No me propongo hablar de su vida. No soy su biógrafo. Otros hay que lo harían mucho mejor, por estar más informados, porque lo han tratado más, o porque han vivido más cerca de él. Quiero darles una visión personal, que quizá corresponda a la de mi generación; nada más. Son fragmentos de una crónica; señales y recuerdos de una amistad que me honra; y palabras a un poeta que las sabe escuchar.

Supe de su nombre en un bello canto, en mis años de liceísta. Entonces creía que los poetas no eran seres reales, sino sombras de papel y letras. Pensaba que la música y la poesía eran mensajes misteriosos, hechos para la celebración, y para que nosotros, aquellos adolescentes, participásemos. Aquella canción es un emotivo llamado a unir nuestras manos y nuestras voces, en medio del júbilo que nos ofrecía la juventud. Llegué a amar aquel himno liceísta, escrito por Azofeifa, porque a diferencia de muchos otros, no era convencional ni acartonado; en él no había triunfos, fulgores, altiveces ni heraldos.

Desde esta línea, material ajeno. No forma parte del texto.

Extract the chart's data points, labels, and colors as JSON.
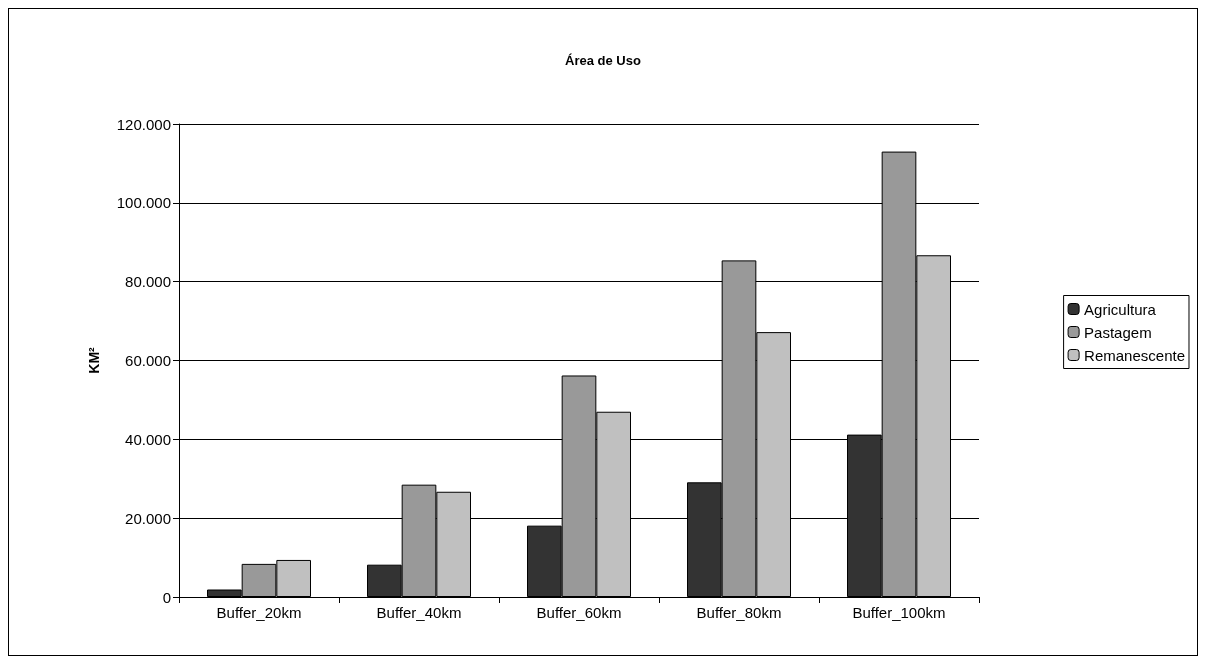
{
  "chart_data": {
    "type": "bar",
    "title": "Área de Uso",
    "ylabel": "KM²",
    "categories": [
      "Buffer_20km",
      "Buffer_40km",
      "Buffer_60km",
      "Buffer_80km",
      "Buffer_100km"
    ],
    "series": [
      {
        "name": "Agricultura",
        "color": "#333333",
        "values": [
          1900,
          8200,
          18100,
          29100,
          41200
        ]
      },
      {
        "name": "Pastagem",
        "color": "#999999",
        "values": [
          8400,
          28500,
          56200,
          85400,
          113000
        ]
      },
      {
        "name": "Remanescente",
        "color": "#c0c0c0",
        "values": [
          9400,
          26700,
          47000,
          67200,
          86700
        ]
      }
    ],
    "ylim": [
      0,
      120000
    ],
    "yticks": [
      {
        "value": 0,
        "label": "0"
      },
      {
        "value": 20000,
        "label": "20.000"
      },
      {
        "value": 40000,
        "label": "40.000"
      },
      {
        "value": 60000,
        "label": "60.000"
      },
      {
        "value": 80000,
        "label": "80.000"
      },
      {
        "value": 100000,
        "label": "100.000"
      },
      {
        "value": 120000,
        "label": "120.000"
      }
    ],
    "grid": "y",
    "legend": "right"
  }
}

Tan solo eran palabras humildes de amor y alegría que nos hablan de la verdad, el bien y la belleza. El tiempo me avisó que el autor de aquellos versos era fidedigno y real; y además, que merodeaba por la universidad a la que yo pronto asistiría, que daba lecciones de literatura, que había escrito y publicado media docena de libros, y si la suerte me acompañaba, que sería posible estar entre sus estudiantes. La casualidad me negó esto último, pero me propuse que algún día podría charlar con el poeta y maestro; y lo conseguí, con mezcla de alegría y temor, un mediodía de marzo, en su pequeño despacho, allá en la terraza de la Facultad de Ciencias y Letras. Una imagen me queda de esos años: su negrísimo cabello; su amplia sonrisa; sus gafas de incansable lector; y su conversación pausada y paciente, como extraída de unos abismos solo visitados por sus meditaciones.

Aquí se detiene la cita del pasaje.